Invermere is a town in the Columbia River Valley of B.C. between the Purcell and Rocky Mountain ranges. It sits right on Windermere Lake, which has a reputation of being one of the warmest lakes in the Columbia Valley.
After getting local maps at the Visitor Centre and checking into our downtown motel, we went to find that lake. A 15-minute or so walk took us there. On this sunny July day, lots of people were taking advantage of the warm water.
We wandered away from the beach to another smaller body of water nearby—Dorothy Lake. It had its own population of bathers and sun-worshippers—a log full of painted turtles. Nearby we also saw some of these critters (marmots? prairie dogs?)
We sauntered back to town and down Sunday-lazy 7th Avenue (the main street), stopping along the way at a treat shop for an ice-cream in a fresh made still-warm waffle cone. Later that night we ate at Safta’s Middle Eastern Restaurant (where hubby tasted his first falafel balls) while listening to the opening act of the restaurant’s music open mic. (Later in the evening, judging by the number of cars parked around, the place filled up quite nicely.)
The refreshing cool air of Monday morning invited us to explore more of the main street. Again we passed and petted “Rusty the Moose” (Sculpture by Jeff Fleming).
Further along we came upon a strange sight—a gully right in the middle of town. “Pothole Park” the sign informed us. It turns out this is a souvenir from the ice age. The sign board read:
“Pothole Park features a unique landform called a Glacial Kettle. Kettles are created when blocks of ice break loose from glaciers (like giant ice cubes) and are left behind. When the ice blocks melt a “hole” is left and this is called a kettle. Some kettles fill with water while others stay dry, grow trees, grass, shrubs and provide an interesting place for people and animals to enjoy—such as our very own Pothole Park.”
Right next to Pothole Park is Invermere’s B.C. Spirit Square. Its centerpiece is a monument to the pioneers. On each of four sides are relief sculptures illustrating scenes from B.C.’s history.

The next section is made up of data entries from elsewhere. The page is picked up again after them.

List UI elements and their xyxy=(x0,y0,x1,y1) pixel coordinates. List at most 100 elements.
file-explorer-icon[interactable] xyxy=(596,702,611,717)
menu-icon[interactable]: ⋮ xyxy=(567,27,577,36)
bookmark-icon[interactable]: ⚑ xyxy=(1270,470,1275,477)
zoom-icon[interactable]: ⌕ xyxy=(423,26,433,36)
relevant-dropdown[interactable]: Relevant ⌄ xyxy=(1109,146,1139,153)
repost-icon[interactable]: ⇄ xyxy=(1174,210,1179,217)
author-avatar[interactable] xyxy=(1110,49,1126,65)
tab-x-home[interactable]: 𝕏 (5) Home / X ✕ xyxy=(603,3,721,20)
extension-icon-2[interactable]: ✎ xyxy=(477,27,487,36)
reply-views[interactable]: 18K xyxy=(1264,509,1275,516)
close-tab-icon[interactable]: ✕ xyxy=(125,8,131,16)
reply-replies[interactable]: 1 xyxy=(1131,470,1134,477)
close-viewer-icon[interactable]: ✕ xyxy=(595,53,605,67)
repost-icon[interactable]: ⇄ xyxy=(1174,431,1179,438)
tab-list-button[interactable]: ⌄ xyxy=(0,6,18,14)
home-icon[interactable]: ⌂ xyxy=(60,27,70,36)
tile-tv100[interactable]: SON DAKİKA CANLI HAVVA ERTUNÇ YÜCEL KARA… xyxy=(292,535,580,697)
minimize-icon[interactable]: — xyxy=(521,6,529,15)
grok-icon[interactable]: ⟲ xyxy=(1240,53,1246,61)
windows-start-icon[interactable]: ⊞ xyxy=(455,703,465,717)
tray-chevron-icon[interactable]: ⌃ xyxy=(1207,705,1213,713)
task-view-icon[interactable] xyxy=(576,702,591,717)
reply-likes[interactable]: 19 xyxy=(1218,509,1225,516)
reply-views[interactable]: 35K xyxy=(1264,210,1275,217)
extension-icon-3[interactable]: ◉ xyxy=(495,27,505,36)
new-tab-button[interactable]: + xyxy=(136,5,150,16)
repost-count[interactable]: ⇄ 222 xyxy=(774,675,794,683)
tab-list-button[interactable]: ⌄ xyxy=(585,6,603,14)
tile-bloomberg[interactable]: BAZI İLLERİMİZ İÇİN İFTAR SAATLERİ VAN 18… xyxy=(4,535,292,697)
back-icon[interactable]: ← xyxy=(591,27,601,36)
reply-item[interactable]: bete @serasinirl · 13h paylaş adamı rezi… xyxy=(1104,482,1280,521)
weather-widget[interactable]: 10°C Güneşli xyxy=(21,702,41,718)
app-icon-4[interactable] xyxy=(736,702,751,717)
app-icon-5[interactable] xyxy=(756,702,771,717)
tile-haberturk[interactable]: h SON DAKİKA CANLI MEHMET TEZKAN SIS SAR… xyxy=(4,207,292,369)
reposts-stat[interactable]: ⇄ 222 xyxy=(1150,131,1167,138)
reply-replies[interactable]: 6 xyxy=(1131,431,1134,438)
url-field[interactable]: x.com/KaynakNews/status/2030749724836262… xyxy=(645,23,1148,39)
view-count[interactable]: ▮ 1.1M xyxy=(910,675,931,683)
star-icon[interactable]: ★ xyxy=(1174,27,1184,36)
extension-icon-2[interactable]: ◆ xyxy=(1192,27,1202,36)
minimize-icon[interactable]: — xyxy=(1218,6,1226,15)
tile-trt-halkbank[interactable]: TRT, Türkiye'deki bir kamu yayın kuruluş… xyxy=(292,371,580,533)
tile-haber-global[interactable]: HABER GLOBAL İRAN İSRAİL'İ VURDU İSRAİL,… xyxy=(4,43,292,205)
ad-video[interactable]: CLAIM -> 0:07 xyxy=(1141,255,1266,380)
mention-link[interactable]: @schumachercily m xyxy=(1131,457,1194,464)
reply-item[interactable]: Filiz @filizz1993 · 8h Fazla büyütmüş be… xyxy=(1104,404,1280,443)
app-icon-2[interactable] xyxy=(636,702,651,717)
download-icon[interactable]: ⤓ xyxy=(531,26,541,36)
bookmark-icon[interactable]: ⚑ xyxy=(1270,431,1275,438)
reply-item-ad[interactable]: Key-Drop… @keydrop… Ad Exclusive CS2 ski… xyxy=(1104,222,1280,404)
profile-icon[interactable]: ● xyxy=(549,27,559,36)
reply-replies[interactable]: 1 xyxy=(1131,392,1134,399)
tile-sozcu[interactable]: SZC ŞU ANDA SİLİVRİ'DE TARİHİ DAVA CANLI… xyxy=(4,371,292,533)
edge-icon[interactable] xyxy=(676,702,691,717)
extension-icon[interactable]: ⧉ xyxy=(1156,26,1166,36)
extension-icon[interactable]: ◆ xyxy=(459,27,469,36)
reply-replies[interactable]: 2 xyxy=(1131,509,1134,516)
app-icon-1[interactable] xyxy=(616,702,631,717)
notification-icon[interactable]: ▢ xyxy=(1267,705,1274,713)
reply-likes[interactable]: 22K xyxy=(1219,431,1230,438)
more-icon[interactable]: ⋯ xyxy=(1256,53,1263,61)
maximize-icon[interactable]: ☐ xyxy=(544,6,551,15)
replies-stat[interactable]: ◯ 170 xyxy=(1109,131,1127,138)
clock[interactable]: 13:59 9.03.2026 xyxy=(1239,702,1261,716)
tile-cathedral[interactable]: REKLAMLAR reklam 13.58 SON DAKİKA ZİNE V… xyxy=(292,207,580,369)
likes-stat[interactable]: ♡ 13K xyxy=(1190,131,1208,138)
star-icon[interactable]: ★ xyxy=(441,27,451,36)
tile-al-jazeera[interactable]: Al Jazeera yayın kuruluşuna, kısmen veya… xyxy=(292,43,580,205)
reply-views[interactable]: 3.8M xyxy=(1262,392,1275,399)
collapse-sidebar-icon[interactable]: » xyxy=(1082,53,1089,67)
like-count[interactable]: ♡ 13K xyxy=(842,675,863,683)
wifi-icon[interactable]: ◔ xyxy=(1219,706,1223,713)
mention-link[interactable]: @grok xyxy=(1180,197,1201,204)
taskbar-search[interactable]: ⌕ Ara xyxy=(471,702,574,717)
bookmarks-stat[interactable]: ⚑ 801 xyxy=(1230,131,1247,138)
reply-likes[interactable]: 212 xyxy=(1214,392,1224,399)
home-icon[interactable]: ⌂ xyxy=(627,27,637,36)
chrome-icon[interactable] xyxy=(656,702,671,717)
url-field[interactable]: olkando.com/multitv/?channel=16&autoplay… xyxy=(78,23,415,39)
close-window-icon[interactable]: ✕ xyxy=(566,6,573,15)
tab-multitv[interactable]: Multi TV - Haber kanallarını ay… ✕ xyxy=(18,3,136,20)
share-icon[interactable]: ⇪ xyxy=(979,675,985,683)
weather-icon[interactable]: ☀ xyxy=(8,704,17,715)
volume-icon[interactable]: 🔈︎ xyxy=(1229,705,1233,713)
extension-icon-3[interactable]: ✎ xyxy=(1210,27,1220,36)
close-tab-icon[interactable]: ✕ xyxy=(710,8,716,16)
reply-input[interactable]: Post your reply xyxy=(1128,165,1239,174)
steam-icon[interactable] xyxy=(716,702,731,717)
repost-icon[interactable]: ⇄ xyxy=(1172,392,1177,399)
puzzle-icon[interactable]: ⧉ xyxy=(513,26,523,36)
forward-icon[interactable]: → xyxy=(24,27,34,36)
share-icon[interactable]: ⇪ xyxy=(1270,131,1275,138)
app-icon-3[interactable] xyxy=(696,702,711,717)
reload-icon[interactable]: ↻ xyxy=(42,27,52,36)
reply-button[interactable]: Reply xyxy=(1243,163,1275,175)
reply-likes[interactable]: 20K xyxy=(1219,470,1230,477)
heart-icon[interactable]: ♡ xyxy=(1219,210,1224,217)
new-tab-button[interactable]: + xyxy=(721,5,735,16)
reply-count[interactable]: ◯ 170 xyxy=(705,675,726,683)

On the top stands David Thompson, quadrant in hand, peering into the distance (Thompson was known as “The man who measured Canada.”) Next to him is his Aboriginal wife Charlotte Small Thompson.
At the end of 7th Ave. we found Invermere’s museum. Though it wasn’t open when we arrived I could take interior photos of some of the buildings just fine by holding my camera up to the windows. (Click on any photo to enlarge)
Before we left, the museum lady opened up and we browsed the collection. Some of my favourite pieces were puzzle blocks (I had a set when I was little) and this lovely old Singer, along with Simplicity patterns, reminding me of my mother.
Then it was back to the motel to pack up, check out, and carry on with our Kootenay adventure which was off to a great start!